The adrenal gland secretes dehydroepiandrosterone (DHEA), which can later be converted to testosterone or estradiol in either the brain or body. By this mechanism, the converted steroids can act directly in the brain to regulate aggression. However, the behavioral consequence following the conversion is the same as the release of these hormones from the gonads: increased aggression. Rendon suspects that some sort of seasonal switch affecting adrenal gland response may regulate aggression between breeding conditions.

To test this idea, Rendon investigated whether there was a relationship between adrenal sensitivity and reproductive condition, and if the structure of the adrenal glands changed through the seasons.

She first conducted behavioral tests and observed that non-breeding females were more aggressive than breeding females, confirming her previous findings. Next she administered ACTH (“adrenocorticotropic hormone”) to breeding and non-breeding females. ACTH causes the adrenal gland to release DHEA. If adrenal sensitivity changes between reproductive contexts, then a difference in the release of this hormone across breeding seasons would be expected.

Rendon indeed found a difference in DHEA release between the seasons: non-breeding females released more DHEA. Therefore, the non-reproductive hamsters had more responsive adrenals. Behaviorally, the non-breeding females were more aggressive when they had elevated DHEA levels, demonstrating that this hormone is associated with aggression.

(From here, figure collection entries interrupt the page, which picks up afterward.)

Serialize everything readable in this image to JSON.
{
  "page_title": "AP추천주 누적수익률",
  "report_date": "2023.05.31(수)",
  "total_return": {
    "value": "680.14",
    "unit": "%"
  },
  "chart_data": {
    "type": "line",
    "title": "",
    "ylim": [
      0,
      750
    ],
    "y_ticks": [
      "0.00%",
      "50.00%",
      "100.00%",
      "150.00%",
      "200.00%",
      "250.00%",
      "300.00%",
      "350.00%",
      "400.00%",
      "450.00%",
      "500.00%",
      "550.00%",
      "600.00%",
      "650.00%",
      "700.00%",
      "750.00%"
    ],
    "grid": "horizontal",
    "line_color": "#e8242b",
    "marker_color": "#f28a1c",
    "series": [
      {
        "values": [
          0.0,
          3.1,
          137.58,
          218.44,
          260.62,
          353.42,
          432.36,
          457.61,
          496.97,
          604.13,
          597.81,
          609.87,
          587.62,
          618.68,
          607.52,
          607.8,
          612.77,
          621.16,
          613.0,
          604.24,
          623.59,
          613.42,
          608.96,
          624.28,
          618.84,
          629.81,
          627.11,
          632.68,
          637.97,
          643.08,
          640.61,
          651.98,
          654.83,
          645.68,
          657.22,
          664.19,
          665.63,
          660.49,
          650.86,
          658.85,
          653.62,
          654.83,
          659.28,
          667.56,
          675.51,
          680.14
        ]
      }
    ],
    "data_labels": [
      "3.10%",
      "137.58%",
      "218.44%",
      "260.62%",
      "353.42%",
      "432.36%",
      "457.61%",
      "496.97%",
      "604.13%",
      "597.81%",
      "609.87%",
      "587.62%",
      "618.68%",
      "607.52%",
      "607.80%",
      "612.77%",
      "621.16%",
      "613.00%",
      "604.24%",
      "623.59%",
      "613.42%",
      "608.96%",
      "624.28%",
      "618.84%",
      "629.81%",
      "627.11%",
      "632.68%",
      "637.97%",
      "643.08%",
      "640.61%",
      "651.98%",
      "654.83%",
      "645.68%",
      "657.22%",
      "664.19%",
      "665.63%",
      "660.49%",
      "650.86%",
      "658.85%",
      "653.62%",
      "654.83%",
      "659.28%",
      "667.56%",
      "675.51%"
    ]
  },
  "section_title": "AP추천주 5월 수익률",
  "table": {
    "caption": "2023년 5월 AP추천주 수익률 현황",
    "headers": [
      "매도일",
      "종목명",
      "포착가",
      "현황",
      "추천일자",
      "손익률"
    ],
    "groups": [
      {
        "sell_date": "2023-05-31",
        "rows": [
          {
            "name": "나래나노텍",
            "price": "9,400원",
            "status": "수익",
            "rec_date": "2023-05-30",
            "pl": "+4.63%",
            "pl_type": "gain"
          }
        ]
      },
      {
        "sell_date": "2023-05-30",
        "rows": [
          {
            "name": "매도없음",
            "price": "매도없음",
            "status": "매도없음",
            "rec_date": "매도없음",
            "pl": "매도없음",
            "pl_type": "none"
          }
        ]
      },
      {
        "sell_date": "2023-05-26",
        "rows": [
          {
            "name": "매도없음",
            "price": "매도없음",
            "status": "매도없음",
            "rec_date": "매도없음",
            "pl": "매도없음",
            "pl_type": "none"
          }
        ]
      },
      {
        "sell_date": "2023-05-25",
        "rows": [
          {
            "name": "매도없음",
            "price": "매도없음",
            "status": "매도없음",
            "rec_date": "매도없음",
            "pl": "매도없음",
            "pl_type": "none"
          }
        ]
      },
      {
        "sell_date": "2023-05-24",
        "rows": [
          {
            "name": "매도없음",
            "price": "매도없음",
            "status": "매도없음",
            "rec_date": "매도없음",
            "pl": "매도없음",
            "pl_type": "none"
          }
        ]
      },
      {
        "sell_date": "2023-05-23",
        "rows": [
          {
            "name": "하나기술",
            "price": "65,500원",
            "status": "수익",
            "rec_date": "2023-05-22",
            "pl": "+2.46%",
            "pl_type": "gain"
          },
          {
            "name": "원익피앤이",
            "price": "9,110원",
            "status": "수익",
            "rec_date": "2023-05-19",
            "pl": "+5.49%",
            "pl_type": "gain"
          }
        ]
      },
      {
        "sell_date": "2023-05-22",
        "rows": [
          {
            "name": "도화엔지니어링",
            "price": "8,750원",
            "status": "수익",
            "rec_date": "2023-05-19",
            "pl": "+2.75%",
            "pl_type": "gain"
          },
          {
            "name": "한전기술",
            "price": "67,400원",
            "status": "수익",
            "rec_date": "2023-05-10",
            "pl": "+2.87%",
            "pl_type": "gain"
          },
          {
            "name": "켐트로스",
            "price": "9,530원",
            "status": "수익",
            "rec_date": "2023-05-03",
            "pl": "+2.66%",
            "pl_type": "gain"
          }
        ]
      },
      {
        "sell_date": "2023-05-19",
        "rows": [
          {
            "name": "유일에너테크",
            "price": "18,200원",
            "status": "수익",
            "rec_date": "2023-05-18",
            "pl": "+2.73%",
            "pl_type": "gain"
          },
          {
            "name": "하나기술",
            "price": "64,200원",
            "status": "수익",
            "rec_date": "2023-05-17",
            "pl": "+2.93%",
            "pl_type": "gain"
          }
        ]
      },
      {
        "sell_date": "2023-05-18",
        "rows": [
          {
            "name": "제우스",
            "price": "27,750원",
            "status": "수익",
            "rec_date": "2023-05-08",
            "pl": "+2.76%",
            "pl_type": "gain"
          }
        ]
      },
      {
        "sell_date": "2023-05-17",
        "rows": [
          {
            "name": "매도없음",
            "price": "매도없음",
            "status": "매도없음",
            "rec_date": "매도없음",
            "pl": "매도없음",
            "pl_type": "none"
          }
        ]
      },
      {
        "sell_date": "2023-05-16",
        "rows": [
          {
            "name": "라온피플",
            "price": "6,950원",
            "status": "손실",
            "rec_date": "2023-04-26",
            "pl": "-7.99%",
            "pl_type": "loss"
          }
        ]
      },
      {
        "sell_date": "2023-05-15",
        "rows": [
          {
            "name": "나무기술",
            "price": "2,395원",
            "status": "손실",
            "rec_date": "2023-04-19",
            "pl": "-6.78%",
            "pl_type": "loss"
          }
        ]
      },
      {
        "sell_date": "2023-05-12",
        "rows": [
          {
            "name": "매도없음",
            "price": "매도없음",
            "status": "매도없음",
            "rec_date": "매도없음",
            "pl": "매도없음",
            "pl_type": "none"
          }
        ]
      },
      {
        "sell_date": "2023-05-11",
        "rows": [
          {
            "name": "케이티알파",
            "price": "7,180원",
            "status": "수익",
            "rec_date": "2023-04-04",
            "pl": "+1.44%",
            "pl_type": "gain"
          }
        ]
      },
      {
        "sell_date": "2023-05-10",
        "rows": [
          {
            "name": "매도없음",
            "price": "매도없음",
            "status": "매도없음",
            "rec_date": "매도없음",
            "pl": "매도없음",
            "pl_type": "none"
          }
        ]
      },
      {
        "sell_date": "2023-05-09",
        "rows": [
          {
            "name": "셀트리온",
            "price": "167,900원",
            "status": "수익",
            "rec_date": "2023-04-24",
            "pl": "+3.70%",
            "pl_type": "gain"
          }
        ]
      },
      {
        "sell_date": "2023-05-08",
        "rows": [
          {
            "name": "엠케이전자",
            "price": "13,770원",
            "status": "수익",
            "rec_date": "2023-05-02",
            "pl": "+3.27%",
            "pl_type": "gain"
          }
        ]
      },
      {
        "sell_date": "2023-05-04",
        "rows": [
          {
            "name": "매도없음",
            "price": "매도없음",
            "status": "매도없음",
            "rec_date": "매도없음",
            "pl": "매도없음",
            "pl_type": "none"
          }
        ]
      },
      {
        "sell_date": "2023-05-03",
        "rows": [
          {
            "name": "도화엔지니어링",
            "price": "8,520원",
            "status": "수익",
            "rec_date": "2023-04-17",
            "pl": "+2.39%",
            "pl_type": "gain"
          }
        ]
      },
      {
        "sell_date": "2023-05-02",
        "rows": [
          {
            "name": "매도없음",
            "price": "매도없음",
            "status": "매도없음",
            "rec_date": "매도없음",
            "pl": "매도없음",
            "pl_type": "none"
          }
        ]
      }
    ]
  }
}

Next, Rendon set out to tackle her second question: how does the adrenal gland change across seasons? In collaboration with Dr. Dale Sengelaub in the Department of Psychological and Brain Sciences at Indiana University, and his then-graduate student Dr. Lauren Rudolph (now a postdoctoral fellow at University of California, Los Angeles), Rendon analyzed the size of the tissue layer of the adrenal gland that secretes DHEA in breeding and non-breeding females.

Rendon and her colleagues witnessed a surprising result. Since the breeding females had lower DHEA responses, the researchers expected this layer to be smaller in these hamsters. Instead, they found the opposite—the DHEA-secreting region was larger in breeding females. “This effect was counterintuitive, and in contrast to what we hypothesized,” exclaimed Rendon.